L’innovazione viene spesso concepita come il frutto di un’intuizione geniale o di un avanzamento tecnologico. Difficilmente, invece, viene collegata ad un altro fattore cruciale che la può incentivare: l’inclusione.
Negli studi contemporanei di psicologia organizzativa e management, emerge infatti con chiarezza come questo elemento possa incidere sull’evoluzione positiva di un’organizzazione.
Come vedremo, non si tratta solo di aggiungere diversità, bensì di valorizzarla all’interno di contesti collaborativi.
Diversità e inclusione, quindi, lungi dall’essere dimensioni marginali, costituiscono oggi variabili determinanti nella capacità di persone, team e organizzazioni di generare soluzioni innovative.

Diversità e inclusione

Il termine “inclusione” viene spesso associato alla presenza di diversità all’interno di un contesto sociale o organizzativo. In realtà, i due concetti non coincidono. “Diversità” indica la mera eterogeneità – in termini di genere, etnia, età, orientamento, background culturale o cognitivo. “Inclusione”, invece, riguarda il modo in cui tale diversità viene accolta, valorizzata e trasformata in risorsa.
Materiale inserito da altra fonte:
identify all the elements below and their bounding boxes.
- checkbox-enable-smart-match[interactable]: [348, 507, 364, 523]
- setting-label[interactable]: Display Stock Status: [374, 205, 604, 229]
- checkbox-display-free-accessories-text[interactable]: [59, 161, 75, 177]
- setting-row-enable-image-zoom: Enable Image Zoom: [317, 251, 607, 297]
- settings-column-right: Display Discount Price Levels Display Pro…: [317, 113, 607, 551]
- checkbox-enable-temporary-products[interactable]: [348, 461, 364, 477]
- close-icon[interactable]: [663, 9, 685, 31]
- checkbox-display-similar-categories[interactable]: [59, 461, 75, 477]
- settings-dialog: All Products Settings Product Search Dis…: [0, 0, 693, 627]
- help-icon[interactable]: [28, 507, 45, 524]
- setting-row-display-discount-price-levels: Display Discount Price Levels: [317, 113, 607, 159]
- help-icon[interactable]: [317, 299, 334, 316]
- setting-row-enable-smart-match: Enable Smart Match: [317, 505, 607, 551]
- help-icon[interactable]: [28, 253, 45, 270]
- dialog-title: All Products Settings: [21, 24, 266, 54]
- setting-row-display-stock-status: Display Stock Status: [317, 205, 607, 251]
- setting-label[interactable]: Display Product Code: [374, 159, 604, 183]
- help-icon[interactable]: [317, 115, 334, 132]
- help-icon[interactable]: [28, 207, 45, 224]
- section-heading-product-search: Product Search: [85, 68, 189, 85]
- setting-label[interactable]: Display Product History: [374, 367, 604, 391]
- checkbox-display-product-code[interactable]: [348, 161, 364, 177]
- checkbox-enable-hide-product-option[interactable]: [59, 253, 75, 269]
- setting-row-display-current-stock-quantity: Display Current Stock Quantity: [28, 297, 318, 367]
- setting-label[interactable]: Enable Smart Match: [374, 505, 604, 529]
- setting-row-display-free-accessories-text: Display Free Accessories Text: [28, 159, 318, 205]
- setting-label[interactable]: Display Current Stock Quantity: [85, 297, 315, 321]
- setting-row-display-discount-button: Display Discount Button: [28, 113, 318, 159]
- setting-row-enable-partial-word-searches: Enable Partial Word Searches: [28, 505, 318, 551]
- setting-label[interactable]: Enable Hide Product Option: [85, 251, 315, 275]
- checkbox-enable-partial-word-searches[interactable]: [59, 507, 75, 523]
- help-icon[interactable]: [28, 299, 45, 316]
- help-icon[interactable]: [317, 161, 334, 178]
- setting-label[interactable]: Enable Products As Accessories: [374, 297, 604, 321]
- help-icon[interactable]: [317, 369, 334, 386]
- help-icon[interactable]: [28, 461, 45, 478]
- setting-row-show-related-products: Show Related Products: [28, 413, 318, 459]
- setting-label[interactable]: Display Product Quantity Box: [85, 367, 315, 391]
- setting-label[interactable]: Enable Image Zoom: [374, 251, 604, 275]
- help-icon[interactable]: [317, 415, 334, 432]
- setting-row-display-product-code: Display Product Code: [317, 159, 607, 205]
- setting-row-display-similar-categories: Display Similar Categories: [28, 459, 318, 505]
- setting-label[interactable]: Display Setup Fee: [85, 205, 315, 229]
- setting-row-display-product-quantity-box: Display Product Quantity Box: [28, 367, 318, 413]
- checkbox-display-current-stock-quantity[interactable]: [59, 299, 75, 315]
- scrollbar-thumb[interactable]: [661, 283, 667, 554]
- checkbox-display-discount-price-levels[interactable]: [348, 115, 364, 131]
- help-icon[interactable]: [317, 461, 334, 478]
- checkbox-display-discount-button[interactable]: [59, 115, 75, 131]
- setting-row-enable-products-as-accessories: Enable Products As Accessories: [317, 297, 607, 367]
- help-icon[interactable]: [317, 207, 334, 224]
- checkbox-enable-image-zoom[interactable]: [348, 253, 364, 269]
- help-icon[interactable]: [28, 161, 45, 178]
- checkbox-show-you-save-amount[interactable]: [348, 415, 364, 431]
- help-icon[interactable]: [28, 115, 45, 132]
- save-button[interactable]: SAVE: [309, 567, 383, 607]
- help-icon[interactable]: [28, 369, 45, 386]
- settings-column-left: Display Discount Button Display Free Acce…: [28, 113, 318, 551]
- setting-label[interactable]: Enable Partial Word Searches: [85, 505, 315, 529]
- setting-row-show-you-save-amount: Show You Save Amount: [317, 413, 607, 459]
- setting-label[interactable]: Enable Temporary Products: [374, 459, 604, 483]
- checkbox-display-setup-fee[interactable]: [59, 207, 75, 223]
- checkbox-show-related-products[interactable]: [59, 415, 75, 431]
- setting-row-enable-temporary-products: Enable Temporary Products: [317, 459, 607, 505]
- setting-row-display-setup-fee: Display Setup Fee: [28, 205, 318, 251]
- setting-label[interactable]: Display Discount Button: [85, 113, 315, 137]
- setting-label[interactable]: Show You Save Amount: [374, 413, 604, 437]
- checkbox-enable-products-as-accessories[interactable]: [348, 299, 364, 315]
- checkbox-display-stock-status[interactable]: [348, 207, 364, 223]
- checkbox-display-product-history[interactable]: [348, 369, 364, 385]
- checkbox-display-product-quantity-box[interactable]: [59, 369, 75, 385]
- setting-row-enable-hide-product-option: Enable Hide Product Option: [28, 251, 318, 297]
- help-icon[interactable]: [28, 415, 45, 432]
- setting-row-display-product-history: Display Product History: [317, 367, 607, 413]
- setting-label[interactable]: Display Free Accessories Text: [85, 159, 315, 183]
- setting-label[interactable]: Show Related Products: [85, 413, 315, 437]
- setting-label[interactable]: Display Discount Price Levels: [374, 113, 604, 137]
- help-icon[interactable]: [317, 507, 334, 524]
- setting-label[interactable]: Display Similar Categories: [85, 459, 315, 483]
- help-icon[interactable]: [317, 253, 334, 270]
Shore e colleghi definiscono l’inclusione come “Il grado in cui un lavoratore percepisce di essere un membro stimato del gruppo di lavoro, grazie a un trattamento che soddisfa i suoi bisogni di appartenenza e di unicità”. In questa prospettiva, inclusione significa garantire non solo l’accesso formale a un contesto, ma anche la possibilità di partecipare pienamente e di contribuire al processo decisionale.

Inclusione e sicurezza psicologica

Un concetto strettamente collegato all’inclusione è quello di “sicurezza psicologica” di Amy Edmondson, ovvero la percezione condivisa che il gruppo sia un luogo sicuro per proporre idee, fare domande, segnalare errori senza timore di conseguenze negative. La sicurezza psicologica trasforma la diversità in un vero vantaggio: solo quando le persone si sentono libere di esprimersi senza timore di giudizio, le differenze cognitive possono arricchire il lavoro collettivo. Si tratta, quindi, della condizione che può trasformare la diversità in innovazione.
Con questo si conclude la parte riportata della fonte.